Here there are black-eyed susans that grow clinging to the cliff. Here there is crumbling sandstone and quartz crystal that glitters in the afternoon. There is overgrown sea grass and a hammer in this distance. Everything smells of salt and stays damp and my hair will have to be pinned back all of the time.
Here there is so much more ocean and the sounds it makes are something I will begin to learn. Here it feels like an ocean and no longer like a sea. The horizon stretches for a lifetime. It is not all mine. Here there is a hawk in the palm across the cove. Here there are birds that sing and waves that roll. It feels as if I am the last person, and as if something in me asked long ago to be the one that sits at the very edge and looks off into the big distance.
Here there is jasmine that grows along the walkway and outside of our bedroom.

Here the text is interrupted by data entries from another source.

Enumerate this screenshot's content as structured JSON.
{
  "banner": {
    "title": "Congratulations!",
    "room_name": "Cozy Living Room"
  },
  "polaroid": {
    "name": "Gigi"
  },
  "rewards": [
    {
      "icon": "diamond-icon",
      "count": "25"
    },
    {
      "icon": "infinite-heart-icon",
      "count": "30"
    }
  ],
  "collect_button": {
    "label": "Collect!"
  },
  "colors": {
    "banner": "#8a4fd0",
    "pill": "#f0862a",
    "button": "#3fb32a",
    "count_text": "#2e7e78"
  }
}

I am struck when moving in that the smell tethers me back to a different time, a time when perhaps I knew I would be here, but I didn’t know how to look at it nor ask for it. One year ago I was writing from Vermont, and I was sitting on that river. A year can fold itself in half like a piece of paper, two moments happening exactly at once.
I wonder if back then the smell of Jasmine was not reaching back to something I remembered, but rather reaching forward, and tethering me to a memory I did not yet have. To a time I did not yet know.
Here I walk barefoot on cold floors and drink tea in bed and count birds that go by. There is a clear sense here that this is where we were always going.
Here, there is a single white sailboat on the horizon and the sky is a deep grey and the ocean a mirror blue.